TopN statistics are collected unnecessarily for non-skewed values on small tables
terry1purcell opened this issue · comments
Enhancement
Current ANALYZE will collect by default the top 500 values for an interesting column (indexed column or predicate column). For tables that are sampled, then there is pruning logic to remove statistics that are not skewed. For tables that are NOT sampled (smaller tables) - the pruning logic is not invoked.
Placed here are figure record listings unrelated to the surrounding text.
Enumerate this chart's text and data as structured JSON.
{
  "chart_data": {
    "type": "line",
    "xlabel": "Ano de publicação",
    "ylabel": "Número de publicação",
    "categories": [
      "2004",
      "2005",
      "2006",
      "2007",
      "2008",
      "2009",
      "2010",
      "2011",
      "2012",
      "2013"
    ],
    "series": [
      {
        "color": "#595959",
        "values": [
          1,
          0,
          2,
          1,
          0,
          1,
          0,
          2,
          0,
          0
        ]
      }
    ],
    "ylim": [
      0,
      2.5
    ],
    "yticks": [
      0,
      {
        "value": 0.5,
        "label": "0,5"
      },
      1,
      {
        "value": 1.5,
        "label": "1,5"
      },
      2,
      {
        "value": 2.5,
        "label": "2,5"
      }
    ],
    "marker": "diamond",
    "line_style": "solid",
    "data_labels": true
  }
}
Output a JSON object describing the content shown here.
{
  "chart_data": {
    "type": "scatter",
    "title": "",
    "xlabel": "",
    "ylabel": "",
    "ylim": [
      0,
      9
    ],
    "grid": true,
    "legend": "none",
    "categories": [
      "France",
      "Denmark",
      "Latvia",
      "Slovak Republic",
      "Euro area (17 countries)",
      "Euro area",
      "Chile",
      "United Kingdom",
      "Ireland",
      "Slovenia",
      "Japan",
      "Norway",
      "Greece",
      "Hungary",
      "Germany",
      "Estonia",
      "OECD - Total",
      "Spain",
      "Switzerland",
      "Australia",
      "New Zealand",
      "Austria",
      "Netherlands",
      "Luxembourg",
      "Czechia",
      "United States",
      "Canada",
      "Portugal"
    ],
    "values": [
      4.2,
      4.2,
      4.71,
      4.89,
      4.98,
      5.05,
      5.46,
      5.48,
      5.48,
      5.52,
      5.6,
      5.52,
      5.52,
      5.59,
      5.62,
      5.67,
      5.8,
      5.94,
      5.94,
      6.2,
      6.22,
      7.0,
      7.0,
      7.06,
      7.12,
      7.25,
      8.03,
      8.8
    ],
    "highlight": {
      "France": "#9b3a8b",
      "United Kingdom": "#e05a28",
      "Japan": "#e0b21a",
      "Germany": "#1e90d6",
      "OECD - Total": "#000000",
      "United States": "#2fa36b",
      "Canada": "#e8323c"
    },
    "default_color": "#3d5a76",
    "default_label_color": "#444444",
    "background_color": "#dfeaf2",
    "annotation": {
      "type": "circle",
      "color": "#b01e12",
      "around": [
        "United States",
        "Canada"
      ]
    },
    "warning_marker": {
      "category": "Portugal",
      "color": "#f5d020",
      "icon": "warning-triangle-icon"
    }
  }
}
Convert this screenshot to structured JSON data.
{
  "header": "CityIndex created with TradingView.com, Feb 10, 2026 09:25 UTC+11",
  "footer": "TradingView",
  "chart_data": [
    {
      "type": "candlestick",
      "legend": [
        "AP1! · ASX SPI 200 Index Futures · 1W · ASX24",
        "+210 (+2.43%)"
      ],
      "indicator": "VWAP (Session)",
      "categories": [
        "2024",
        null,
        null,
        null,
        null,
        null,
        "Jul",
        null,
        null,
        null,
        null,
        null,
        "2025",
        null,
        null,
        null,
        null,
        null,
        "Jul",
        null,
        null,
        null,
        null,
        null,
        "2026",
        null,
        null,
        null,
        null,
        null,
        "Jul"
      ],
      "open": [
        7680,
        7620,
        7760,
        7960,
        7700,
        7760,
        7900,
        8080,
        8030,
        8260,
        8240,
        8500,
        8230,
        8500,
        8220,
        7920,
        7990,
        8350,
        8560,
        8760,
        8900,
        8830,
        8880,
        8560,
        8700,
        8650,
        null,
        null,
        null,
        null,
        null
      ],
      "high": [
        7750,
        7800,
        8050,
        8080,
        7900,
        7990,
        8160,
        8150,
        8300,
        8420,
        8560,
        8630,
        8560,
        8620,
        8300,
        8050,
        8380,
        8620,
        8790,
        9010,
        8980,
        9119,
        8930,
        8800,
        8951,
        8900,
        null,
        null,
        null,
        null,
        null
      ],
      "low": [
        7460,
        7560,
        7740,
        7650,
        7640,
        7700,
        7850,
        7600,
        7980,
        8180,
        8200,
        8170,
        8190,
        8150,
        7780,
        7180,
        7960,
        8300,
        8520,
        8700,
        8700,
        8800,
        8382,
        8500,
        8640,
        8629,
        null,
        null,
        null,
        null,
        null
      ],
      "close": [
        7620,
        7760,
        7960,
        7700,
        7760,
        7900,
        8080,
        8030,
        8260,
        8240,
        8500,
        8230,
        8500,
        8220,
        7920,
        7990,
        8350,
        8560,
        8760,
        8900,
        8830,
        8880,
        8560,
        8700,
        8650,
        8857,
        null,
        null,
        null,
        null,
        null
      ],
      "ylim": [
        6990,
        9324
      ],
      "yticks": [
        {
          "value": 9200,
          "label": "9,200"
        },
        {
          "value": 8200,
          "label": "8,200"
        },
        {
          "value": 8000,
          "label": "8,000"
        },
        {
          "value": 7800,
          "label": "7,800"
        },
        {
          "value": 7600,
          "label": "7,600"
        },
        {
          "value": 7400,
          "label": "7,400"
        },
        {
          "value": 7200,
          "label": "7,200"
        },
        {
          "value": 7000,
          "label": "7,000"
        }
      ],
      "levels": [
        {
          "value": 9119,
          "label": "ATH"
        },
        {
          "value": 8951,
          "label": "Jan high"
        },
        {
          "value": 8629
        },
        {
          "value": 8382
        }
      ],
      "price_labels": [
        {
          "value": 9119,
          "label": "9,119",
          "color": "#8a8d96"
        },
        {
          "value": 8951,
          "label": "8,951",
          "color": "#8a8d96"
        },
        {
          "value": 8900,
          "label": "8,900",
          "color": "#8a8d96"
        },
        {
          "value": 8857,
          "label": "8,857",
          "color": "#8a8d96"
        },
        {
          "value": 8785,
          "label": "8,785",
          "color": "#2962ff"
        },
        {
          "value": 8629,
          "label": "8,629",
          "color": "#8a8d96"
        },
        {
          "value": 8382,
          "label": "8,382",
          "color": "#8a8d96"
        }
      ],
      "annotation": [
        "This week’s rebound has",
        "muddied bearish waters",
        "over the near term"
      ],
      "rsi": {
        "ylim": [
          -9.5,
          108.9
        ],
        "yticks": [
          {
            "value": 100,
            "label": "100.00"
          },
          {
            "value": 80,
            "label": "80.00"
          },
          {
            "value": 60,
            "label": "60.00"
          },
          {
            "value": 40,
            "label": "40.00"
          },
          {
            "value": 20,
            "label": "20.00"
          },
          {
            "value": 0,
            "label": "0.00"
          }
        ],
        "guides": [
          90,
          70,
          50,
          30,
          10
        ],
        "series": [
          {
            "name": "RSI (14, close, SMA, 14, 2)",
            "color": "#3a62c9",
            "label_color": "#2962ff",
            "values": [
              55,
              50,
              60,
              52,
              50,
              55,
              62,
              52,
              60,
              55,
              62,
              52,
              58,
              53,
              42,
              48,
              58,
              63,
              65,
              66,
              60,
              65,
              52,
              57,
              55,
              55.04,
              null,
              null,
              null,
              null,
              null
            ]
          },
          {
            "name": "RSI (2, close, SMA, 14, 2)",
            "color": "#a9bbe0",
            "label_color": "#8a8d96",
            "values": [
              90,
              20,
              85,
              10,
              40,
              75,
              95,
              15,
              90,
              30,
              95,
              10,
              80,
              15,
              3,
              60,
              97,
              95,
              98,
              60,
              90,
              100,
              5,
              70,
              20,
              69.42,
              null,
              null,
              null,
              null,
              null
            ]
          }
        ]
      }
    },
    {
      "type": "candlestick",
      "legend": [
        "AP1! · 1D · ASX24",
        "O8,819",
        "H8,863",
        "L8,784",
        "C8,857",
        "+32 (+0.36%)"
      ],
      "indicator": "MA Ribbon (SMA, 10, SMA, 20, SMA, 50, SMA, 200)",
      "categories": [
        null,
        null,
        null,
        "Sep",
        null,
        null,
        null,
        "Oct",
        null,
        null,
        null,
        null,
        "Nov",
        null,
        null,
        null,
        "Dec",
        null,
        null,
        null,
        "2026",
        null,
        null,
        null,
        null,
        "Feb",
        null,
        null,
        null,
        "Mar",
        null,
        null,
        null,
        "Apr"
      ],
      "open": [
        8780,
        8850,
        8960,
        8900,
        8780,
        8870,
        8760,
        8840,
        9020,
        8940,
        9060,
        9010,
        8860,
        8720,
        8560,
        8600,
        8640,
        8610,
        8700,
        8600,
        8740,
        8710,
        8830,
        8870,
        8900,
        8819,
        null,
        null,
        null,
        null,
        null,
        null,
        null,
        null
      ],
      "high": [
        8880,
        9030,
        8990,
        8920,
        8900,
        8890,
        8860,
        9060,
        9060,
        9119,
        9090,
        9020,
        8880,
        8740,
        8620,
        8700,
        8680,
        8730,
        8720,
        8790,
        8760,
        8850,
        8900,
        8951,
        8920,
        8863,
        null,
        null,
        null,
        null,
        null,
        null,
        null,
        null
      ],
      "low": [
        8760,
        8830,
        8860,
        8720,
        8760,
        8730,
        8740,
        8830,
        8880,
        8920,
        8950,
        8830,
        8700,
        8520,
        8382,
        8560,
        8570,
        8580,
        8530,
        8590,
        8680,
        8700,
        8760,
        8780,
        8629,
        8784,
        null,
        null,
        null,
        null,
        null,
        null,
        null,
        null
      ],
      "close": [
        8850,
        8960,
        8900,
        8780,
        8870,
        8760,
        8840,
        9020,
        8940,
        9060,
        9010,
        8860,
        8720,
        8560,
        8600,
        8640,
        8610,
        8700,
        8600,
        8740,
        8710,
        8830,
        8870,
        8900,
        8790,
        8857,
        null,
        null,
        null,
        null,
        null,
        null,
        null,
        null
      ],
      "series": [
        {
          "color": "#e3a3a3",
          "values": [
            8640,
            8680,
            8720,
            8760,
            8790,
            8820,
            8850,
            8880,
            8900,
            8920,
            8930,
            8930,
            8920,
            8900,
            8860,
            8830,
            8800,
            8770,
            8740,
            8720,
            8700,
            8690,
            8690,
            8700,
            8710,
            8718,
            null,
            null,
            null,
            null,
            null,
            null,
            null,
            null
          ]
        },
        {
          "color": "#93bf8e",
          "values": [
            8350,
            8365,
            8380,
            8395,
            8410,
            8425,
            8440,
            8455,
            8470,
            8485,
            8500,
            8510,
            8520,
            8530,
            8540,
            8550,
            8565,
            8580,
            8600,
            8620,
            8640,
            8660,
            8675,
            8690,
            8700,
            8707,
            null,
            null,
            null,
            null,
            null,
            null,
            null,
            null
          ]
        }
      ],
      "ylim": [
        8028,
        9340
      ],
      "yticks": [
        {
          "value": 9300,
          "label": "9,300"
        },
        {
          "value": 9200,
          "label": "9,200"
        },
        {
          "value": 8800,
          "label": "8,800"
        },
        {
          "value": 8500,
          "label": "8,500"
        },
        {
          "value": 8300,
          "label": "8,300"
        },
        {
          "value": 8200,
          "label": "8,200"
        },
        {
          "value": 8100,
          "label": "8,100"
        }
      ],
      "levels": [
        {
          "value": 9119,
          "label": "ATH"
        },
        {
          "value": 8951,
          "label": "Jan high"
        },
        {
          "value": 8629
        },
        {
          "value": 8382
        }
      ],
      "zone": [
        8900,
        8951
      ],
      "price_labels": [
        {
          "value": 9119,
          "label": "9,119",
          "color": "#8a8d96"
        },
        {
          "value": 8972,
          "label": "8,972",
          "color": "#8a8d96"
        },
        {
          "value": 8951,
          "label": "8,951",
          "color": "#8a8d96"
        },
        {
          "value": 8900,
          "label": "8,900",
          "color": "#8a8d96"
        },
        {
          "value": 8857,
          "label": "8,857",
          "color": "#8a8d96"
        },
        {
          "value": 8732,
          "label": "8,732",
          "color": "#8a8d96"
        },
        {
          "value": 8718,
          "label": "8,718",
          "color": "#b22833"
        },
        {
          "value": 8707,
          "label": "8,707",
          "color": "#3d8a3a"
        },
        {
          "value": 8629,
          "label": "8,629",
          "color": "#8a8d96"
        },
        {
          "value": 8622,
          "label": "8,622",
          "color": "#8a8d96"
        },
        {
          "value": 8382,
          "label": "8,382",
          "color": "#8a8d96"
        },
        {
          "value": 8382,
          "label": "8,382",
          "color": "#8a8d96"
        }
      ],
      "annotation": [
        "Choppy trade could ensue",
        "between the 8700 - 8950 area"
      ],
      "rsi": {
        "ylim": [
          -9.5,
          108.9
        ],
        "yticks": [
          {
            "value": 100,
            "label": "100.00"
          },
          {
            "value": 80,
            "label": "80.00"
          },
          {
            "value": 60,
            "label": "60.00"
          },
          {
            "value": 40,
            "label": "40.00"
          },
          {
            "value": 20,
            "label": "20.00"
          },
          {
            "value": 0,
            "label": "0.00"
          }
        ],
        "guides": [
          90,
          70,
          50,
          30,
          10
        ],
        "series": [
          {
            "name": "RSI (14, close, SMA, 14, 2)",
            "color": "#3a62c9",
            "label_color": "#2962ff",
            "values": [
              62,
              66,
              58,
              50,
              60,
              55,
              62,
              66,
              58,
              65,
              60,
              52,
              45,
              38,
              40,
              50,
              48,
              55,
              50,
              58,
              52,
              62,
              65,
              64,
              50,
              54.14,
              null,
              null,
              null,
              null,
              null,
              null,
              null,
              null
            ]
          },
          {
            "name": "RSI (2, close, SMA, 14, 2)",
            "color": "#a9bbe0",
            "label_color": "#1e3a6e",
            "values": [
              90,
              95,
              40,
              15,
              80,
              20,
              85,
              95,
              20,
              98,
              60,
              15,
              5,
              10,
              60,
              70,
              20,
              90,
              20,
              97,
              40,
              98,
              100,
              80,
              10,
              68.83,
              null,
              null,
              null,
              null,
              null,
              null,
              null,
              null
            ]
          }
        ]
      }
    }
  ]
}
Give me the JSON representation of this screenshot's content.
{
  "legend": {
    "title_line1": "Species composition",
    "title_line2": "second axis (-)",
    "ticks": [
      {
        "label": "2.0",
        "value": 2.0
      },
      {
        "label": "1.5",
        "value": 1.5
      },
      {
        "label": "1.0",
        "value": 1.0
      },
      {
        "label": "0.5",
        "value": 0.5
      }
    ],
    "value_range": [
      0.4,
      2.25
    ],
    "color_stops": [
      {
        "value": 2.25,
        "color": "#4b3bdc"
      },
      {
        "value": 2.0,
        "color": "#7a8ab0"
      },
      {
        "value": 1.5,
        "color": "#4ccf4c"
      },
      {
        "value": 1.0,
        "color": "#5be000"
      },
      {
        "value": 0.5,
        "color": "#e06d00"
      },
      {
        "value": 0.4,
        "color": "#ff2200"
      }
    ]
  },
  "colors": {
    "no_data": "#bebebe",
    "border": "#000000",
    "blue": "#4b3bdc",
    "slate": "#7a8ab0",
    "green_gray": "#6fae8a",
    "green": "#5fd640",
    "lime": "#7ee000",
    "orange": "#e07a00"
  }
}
Below shows an example where values are collected with a count of 1 - which are not skewed.
tidb> show stats_topn;
+---------+------------+----------------+-------------+----------+------------+-------+
| Db_name | Table_name | Partition_name | Column_name | Is_index | Value | Count |
+---------+------------+----------------+-------------+----------+------------+-------+
| test | t2 | | a | 0 | 73 | 16 |
| test | t2 | | a | 0 | 74 | 16 |
| test | t2 | | a | 0 | 75 | 16 |
| test | t2 | | a | 0 | 76 | 16 |
......
| test | t2 | | a | 0 | 101 | 1 |
| test | t2 | | a | 0 | 102 | 1 |
| test | t2 | | a | 0 | 103 | 1 |
| test | t2 | | a | 0 | 104 | 1 |
......
Do we already support the pruning TopN logic in small table (sampled table) ?